Juízes pedem aos deputados que não "suspendam" a Constituição

A associação sindical dos juízes enviou uma carta aberta aos deputados, lembrando que estes "juraram defender a constituição da República", que a proposta de Orçamento do Estado não cumpre.
Os juízes apelaram hoje aos deputados parlamentares que "na votação do Orçamento de Estado de 2012, não suspendam a Constituição". O apelo foi enviado pela Associação Sindical dos Juízes Portugueses (ASJP) através de uma carta aberta, acompanhada de um exemplar da Constituição da República Portuguesa.
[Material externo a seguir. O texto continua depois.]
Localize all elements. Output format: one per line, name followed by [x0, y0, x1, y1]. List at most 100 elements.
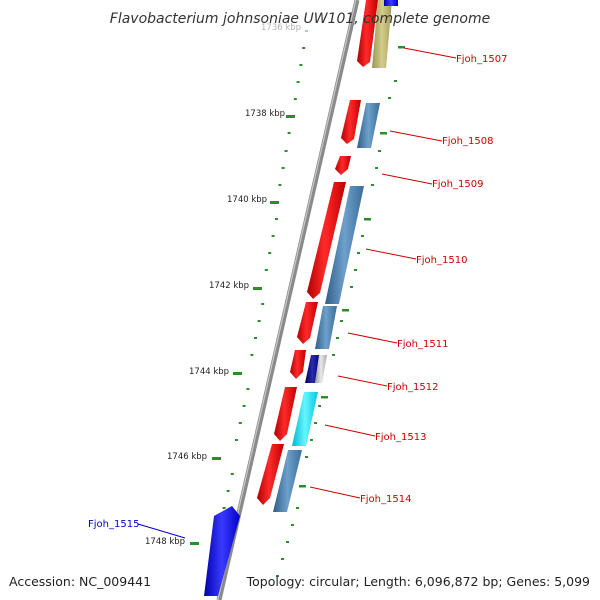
minor-tick — [361, 235, 364, 237]
minor-tick — [284, 150, 288, 152]
minor-tick — [357, 252, 360, 254]
minor-tick — [246, 388, 250, 390]
minor-tick — [261, 303, 265, 305]
kbp-label-1748: 1748 kbp — [145, 537, 185, 547]
gene-label-fjoh-1509[interactable]: Fjoh_1509 — [432, 179, 483, 190]
leader-fjoh-1507 — [403, 47, 457, 59]
gene-features — [204, 0, 398, 596]
minor-tick — [318, 405, 321, 407]
minor-tick — [299, 64, 303, 66]
minor-tick — [275, 218, 278, 220]
minor-tick — [268, 252, 272, 254]
major-tick — [270, 201, 279, 204]
gene-fjoh-1511-a[interactable] — [297, 302, 318, 344]
accession-text: Accession: NC_009441 — [9, 574, 151, 589]
kbp-labels: 1736 kbp 1738 kbp 1740 kbp 1742 kbp 1744… — [145, 23, 301, 547]
minor-tick — [271, 235, 275, 237]
kbp-label-1738: 1738 kbp — [245, 109, 285, 119]
gene-label-fjoh-1513[interactable]: Fjoh_1513 — [375, 432, 426, 443]
minor-tick — [305, 30, 308, 32]
leader-fjoh-1513 — [324, 424, 376, 437]
gene-fjoh-1514-b[interactable] — [273, 450, 302, 512]
gene-label-fjoh-1515[interactable]: Fjoh_1515 — [88, 519, 139, 530]
minor-tick — [257, 320, 261, 322]
minor-tick — [378, 150, 381, 152]
gene-fjoh-1512-a[interactable] — [290, 350, 306, 379]
kbp-label-1736: 1736 kbp — [261, 23, 301, 33]
minor-tick — [281, 558, 284, 560]
gene-fjoh-1513-b[interactable] — [292, 392, 318, 446]
minor-tick — [278, 184, 282, 186]
minor-tick — [296, 507, 299, 509]
minor-tick — [250, 354, 254, 356]
gene-fjoh-1511-b[interactable] — [315, 306, 337, 349]
genome-backbone — [216, 0, 360, 600]
minor-tick — [332, 354, 335, 356]
gene-fjoh-1509[interactable] — [335, 156, 351, 175]
minor-tick — [388, 97, 391, 99]
gene-label-fjoh-1507[interactable]: Fjoh_1507 — [456, 54, 507, 65]
minor-tick — [235, 439, 238, 441]
label-leaders — [137, 47, 457, 539]
leader-fjoh-1509 — [381, 173, 433, 185]
minor-tick — [230, 473, 234, 475]
minor-tick — [281, 167, 285, 169]
gene-fjoh-1513-a[interactable] — [274, 387, 297, 441]
minor-tick — [350, 286, 353, 288]
gene-label-fjoh-1510[interactable]: Fjoh_1510 — [416, 255, 467, 266]
gene-label-fjoh-1508[interactable]: Fjoh_1508 — [442, 136, 493, 147]
gene-fjoh-1507-a[interactable] — [357, 0, 378, 67]
gene-labels: Fjoh_1507 Fjoh_1508 Fjoh_1509 Fjoh_1510 … — [88, 54, 507, 530]
minor-tick — [287, 132, 291, 134]
gene-label-fjoh-1514[interactable]: Fjoh_1514 — [360, 494, 411, 505]
minor-tick — [238, 422, 242, 424]
minor-tick — [226, 490, 230, 492]
minor-tick — [305, 456, 308, 458]
minor-tick — [394, 80, 397, 82]
major-tick — [253, 287, 262, 290]
minor-tick — [291, 524, 294, 526]
inner-tick-track — [190, 30, 308, 594]
gene-label-fjoh-1511[interactable]: Fjoh_1511 — [397, 339, 448, 350]
kbp-label-1742: 1742 kbp — [209, 281, 249, 291]
gene-fjoh-1515[interactable] — [204, 506, 240, 596]
gene-fjoh-1514-a[interactable] — [257, 444, 284, 505]
major-tick — [286, 115, 295, 118]
major-tick — [233, 372, 242, 375]
minor-tick — [380, 132, 387, 135]
minor-tick — [296, 81, 300, 83]
topology-text: Topology: circular; Length: 6,096,872 bp… — [246, 574, 590, 589]
minor-tick — [302, 47, 306, 49]
gene-label-fjoh-1512[interactable]: Fjoh_1512 — [387, 382, 438, 393]
gene-fjoh-1508-a[interactable] — [341, 100, 361, 144]
gene-fjoh-1507-b[interactable] — [372, 0, 392, 68]
minor-tick — [276, 575, 279, 577]
minor-tick — [293, 98, 297, 100]
gene-fjoh-1507-c[interactable] — [384, 0, 398, 6]
minor-tick — [375, 167, 378, 169]
leader-fjoh-1508 — [389, 130, 443, 142]
leader-fjoh-1514 — [309, 486, 361, 499]
minor-tick — [242, 405, 246, 407]
gene-fjoh-1510-a[interactable] — [307, 182, 346, 299]
kbp-label-1740: 1740 kbp — [227, 195, 267, 205]
minor-tick — [398, 46, 405, 49]
minor-tick — [254, 337, 257, 339]
gene-fjoh-1512-c[interactable] — [315, 355, 327, 383]
map-title: Flavobacterium johnsoniae UW101, complet… — [110, 11, 490, 27]
minor-tick — [354, 269, 357, 271]
kbp-label-1744: 1744 kbp — [189, 367, 229, 377]
major-tick — [212, 457, 221, 460]
minor-tick — [222, 507, 226, 509]
leader-fjoh-1512 — [337, 375, 388, 387]
gene-fjoh-1510-b[interactable] — [325, 186, 364, 304]
major-tick — [190, 542, 199, 545]
minor-tick — [342, 309, 349, 312]
leader-fjoh-1511 — [347, 332, 398, 344]
gene-fjoh-1508-b[interactable] — [357, 103, 380, 148]
minor-tick — [340, 320, 343, 322]
minor-tick — [264, 269, 268, 271]
minor-tick — [336, 337, 339, 339]
minor-tick — [314, 422, 317, 424]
Pedem também que seja garantido aos cidadãos que "tudo farão para que a justiça e os tribunais continuem a ser o último garante de controlo do abuso de poder e de protecção dos direitos fundamentais dos cidadãos contra interesses do Estado contrários à ordem jurídica".
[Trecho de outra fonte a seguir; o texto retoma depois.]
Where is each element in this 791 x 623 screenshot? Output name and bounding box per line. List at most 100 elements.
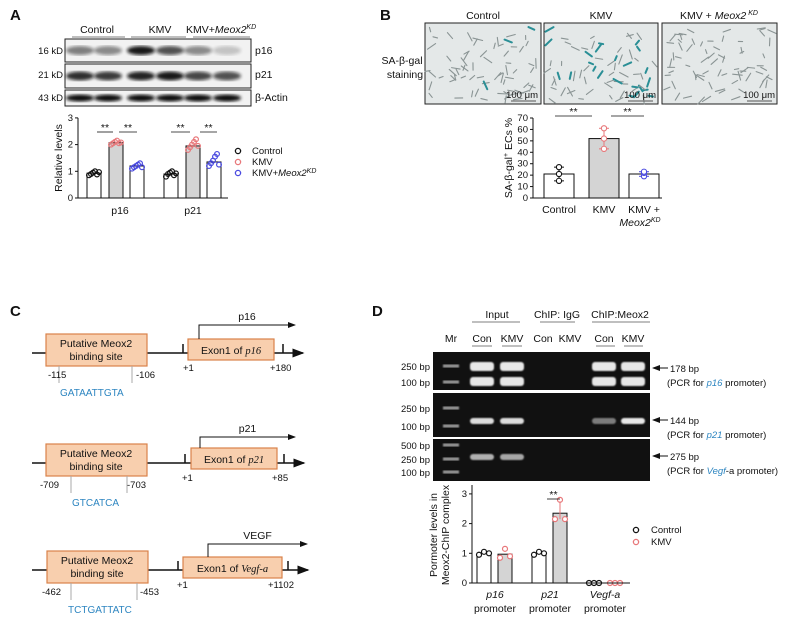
cell [671, 80, 676, 90]
cell [585, 88, 594, 96]
cell [619, 71, 629, 78]
y-tick-label: 0 [462, 578, 467, 589]
cell [583, 76, 587, 85]
cell [687, 28, 695, 34]
y-tick-label: 2 [68, 140, 73, 151]
y-tick-label: 2 [462, 519, 467, 530]
cell [564, 41, 572, 45]
cell [474, 88, 479, 97]
row-label: staining [387, 69, 423, 81]
cell [738, 88, 745, 93]
product-size: 178 bp [670, 364, 699, 375]
data-point [640, 168, 648, 175]
cell [639, 85, 647, 91]
cell [455, 68, 460, 76]
chart-a: 0 1 2 3 ** ** ** ** [68, 113, 228, 204]
y-axis-label: Pormoter levels in [428, 493, 440, 577]
cell [480, 98, 488, 101]
blot-protein-label: p16 [255, 45, 273, 57]
cell [721, 73, 728, 76]
y-tick-label: 30 [517, 159, 528, 170]
cell [482, 80, 489, 91]
cell [714, 88, 726, 93]
cell [607, 60, 616, 66]
binding-sequence: TCTGATTATC [68, 605, 132, 616]
position-label: +1 [183, 363, 194, 374]
cell [506, 33, 516, 38]
transcription-arrow [207, 541, 308, 557]
cell [512, 69, 518, 74]
blot-size-label: 16 kD [38, 46, 63, 57]
transcription-arrow [199, 434, 296, 448]
x-tick-label: Vegf-a [590, 589, 621, 601]
cell [622, 61, 633, 67]
cell [570, 46, 580, 51]
cell [594, 43, 602, 53]
cell [636, 32, 643, 40]
pcr-band [500, 418, 524, 424]
y-tick-label: 0 [68, 193, 73, 204]
blot-group-kmv-meox2kd: KMV+Meox2KD [186, 24, 256, 36]
cell [695, 74, 705, 81]
significance-label: ** [124, 122, 132, 134]
pcr-band [470, 377, 494, 386]
lane-label: KMV [559, 333, 582, 345]
blot-band [94, 71, 122, 81]
binding-sequence: GATAATTGTA [60, 388, 124, 399]
y-tick-label: 3 [462, 489, 467, 500]
blot-band [156, 94, 184, 102]
binding-site-box [45, 333, 148, 367]
pcr-description: (PCR for p21 promoter) [667, 430, 766, 441]
pcr-band [592, 418, 616, 424]
cell [632, 85, 641, 92]
binding-site-box [46, 550, 149, 584]
legend-marker-kmv [632, 538, 640, 546]
cell [668, 70, 674, 74]
cell [503, 38, 513, 44]
cell [551, 78, 556, 86]
data-point [139, 164, 146, 171]
y-tick-label: 40 [517, 147, 528, 158]
cell [503, 91, 509, 95]
significance-label: ** [623, 106, 631, 118]
cell [424, 70, 431, 72]
blot-protein-label: β-Actin [255, 92, 288, 104]
product-size: 275 bp [670, 452, 699, 463]
cell [544, 38, 553, 47]
panel-label-c: C [10, 303, 21, 320]
cell [678, 32, 687, 36]
pcr-band [621, 362, 645, 371]
cell [504, 76, 514, 80]
y-tick-label: 20 [517, 170, 528, 181]
western-blot [64, 38, 252, 107]
pcr-band [470, 418, 494, 424]
cell [615, 97, 624, 102]
marker-label: 500 bp [401, 441, 430, 452]
cell [692, 70, 698, 79]
data-point [95, 169, 102, 176]
image-title: KMV [590, 10, 613, 22]
cell [704, 49, 708, 55]
legend-marker-kmv-meox2kd [234, 169, 242, 177]
exon-label: Exon1 of p21 [204, 454, 264, 466]
gene-label: p21 [239, 423, 257, 435]
image-title: Control [466, 10, 500, 22]
cell [588, 61, 595, 66]
cell [767, 29, 777, 35]
cell [740, 66, 749, 74]
gel-group-label: ChIP: IgG [534, 309, 580, 321]
data-point [214, 150, 221, 157]
data-point [475, 551, 483, 558]
legend-marker-kmv [234, 158, 242, 166]
cell [674, 92, 681, 101]
y-tick-label: 1 [462, 548, 467, 559]
panel-label-a: A [10, 7, 21, 24]
panel-label-d: D [372, 303, 383, 320]
data-point [561, 516, 569, 523]
cell [560, 87, 566, 97]
significance-label: ** [549, 489, 557, 501]
x-tick-label: KMV + [628, 204, 660, 216]
bar [86, 172, 102, 199]
cell [553, 76, 557, 86]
A ASJP tem-se mostrado muito crítica das principais medidas de contenção de despesa previstas na propostas de Orçamento, nomeadamente os cortes dos subsídios a funcionários públicos e a pensionistas.

Embora reconhecendo que a redução do défice das contas públicas "exige sacrifícios e impõe um grande sentido patriótico de responsabilidade e solidariedade a todos os portugueses", os juízes lembram que só será possível "mobilizar" as pessoas "num quadro de respeito pelos princípios constitucionais da confiança, da necessidade, da proporcionalidade e da igualdade, próprios de um Estado de direito e nunca com medidas injustas, violentas, iníquas e discriminatórias". Medidas que, acrescenta o documento, "no limite, poderão mesmo levar a uma crise do nosso sistema democrático".

Ora, lembra a ASJP, os deputados "juraram defender a Constituição" e é deles "a responsabilidade da aprovação do OE em obediência aos princípios constitucionais".

"Os portugueses esperam que, na hora da vossa decisão se lembrem daquele juramento e dos constituintes que há 37 anos construíram a nossa democracia e conceberam a Constituição como uma Carta dos Direitos de todos os cidadãos, que não pode ser esquecida", remata a carta.

A carta aberta foi aprovada por unanimidade por todos os membros do Conselho Geral da ASJP presentes, sendo que este órgão interno representa os juízes de todas as sensibilidades.